Em Um Belo Verão, a diretora Catherine Corsini faz um estudo de amor difícil, numa época particular, o início dos anos 1970. A época tem interesse particular, em especial na França, o país do maio de 1968. A revolução política de maio fracassou e De Gaulle firmou-se no poder. Porém, o movimento dos jovens, em sintonia com os de outros moços de muitos países do mundo, deu frutos em termos de liberação dos costumes. O planeta não seria mais o mesmo depois dessa derrota que contém aspectos de vitória.
Desse modo, a filha de fazendeiros Delphine (Izïa Higelin) pode rebelar-se e ir a Paris em busca de estudos quando seu namoro com uma garota da região termina, pois esta decide se casar e voltar ao remanso heterossexual. Na capital, uma Delphine desambientada, meio por acaso conhece um grupo de feministas liderado por Carole (Cécile de France), moça liberal, que vive com o namorado. Aprende a participar de assembleias e envolve-se com o grupo. Mas também tem algumas coisas a ensinar às parisienses, em particular a Carole.
O caso seria apenas uma história de amor entre garotas, não fosse a habilidade da diretora Catherine Corsini em ir além do envolvimento particular entre duas pessoas. Faz desse affaire um encontro problemático não apenas entre duas jovens, mas duas formas de pensar – o da cidade e o do campo. Por definição, o comportamento da cidade (ainda mais uma cidade como Paris) é mais aberto, liberal, enquanto o meio rural pede mais conservadorismo e circunspecção. Há isso, mas a diretora coloca certas dissonâncias no esquema, como o fato de ser a moça do interior aquela que dá início ao caso, apanhando de surpresa a inexperiente Carole.

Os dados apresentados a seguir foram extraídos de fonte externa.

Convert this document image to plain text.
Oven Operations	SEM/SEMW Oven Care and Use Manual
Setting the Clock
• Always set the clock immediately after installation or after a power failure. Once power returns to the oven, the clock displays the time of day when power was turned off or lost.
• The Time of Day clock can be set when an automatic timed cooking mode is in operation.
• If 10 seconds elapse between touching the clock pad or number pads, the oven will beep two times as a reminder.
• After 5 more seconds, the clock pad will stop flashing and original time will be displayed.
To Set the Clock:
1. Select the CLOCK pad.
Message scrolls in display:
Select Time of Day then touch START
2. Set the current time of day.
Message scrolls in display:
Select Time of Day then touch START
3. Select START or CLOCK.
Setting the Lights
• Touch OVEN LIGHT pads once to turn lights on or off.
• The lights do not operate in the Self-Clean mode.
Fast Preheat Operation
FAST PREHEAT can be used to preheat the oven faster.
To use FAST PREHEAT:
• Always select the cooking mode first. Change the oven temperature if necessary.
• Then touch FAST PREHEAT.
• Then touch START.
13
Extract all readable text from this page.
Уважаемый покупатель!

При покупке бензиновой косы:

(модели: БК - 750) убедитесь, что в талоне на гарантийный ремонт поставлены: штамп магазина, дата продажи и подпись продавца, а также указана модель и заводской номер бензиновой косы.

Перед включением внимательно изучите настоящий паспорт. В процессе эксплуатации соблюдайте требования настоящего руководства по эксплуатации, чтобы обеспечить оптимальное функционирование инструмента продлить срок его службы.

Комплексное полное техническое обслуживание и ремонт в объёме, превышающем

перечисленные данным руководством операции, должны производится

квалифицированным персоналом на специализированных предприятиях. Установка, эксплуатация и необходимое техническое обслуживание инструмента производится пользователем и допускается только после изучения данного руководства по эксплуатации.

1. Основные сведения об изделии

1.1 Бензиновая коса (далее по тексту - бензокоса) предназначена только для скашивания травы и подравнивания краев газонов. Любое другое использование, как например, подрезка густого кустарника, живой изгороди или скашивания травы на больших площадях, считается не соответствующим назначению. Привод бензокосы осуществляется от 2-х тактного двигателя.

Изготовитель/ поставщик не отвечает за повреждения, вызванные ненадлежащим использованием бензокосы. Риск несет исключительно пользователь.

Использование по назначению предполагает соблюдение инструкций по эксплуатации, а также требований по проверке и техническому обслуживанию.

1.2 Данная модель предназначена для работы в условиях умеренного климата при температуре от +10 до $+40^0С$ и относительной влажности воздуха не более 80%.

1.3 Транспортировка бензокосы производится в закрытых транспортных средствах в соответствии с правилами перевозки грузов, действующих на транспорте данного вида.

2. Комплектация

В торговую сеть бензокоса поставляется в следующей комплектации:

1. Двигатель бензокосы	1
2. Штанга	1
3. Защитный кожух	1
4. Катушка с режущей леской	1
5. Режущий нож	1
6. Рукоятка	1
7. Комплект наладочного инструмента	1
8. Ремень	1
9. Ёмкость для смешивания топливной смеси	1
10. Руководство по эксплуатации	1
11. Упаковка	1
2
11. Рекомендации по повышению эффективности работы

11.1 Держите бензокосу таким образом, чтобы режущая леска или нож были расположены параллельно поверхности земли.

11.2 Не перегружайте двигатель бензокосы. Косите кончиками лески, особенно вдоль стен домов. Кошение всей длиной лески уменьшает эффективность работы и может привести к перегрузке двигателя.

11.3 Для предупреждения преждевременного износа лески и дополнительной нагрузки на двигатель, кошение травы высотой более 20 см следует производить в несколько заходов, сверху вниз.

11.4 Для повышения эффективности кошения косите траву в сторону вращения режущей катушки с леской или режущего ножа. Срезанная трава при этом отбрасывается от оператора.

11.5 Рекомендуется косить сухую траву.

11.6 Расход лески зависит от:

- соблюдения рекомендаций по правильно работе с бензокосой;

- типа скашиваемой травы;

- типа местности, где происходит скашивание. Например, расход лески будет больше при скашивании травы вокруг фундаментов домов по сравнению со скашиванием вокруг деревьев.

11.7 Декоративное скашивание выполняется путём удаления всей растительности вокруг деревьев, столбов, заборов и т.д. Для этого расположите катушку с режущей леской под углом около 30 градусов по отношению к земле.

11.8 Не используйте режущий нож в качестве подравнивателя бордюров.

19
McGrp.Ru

Quando, por motivo de força maior, a dupla regressa à fazenda, a situação se torna mais complexa, pois Delphine sabe que precisa manter aparências, enquanto Carole se mostra disposta a explicitar e expor o relacionamento à luz do dia. Com todos esses aspectos, Um Belo Verão torna-se de fato um filme interessante, pois trata do amor e suas contradições, enquanto esboça o retrato de um tempo e, para quem tiver olhos para ver, de certa forma o compara ao nosso.
É digna de nota, também, a delicadeza com que filma as cenas de amor, não de forma pudica, mas como maneira de preservar o mistério do ato íntimo. Bem diferente do sucesso francês Azul É a Cor Mais Quente, filmado por um homem, Abdellatif Kechiche, e que ganhou a Palma de Ouro em Cannes com as tórridas cenas de amor entre Adèle Exarchopoulos e Léa Seydoux. Kechiche desafia o tabu do explícito, enquanto Corsini prefere o registro mais sutil. São opções. É eficaz, também, na maneira pastoral como trata o caso quando este se desloca da cidade para o interior. As atrizes estão bem, em particular Cécile de France neste papel mais denso.
Não parece gratuito o momento histórico em que Catherine Corsini ambienta sua história de amor lésbico. No momento em que a França, como todo o mundo, enfrenta uma vaga talvez inesperada de conservadorismo, ela relembra que avanços radicais, como os de maio de 1968, podem ser barrados, mas sempre deixam alguma evolução como legado.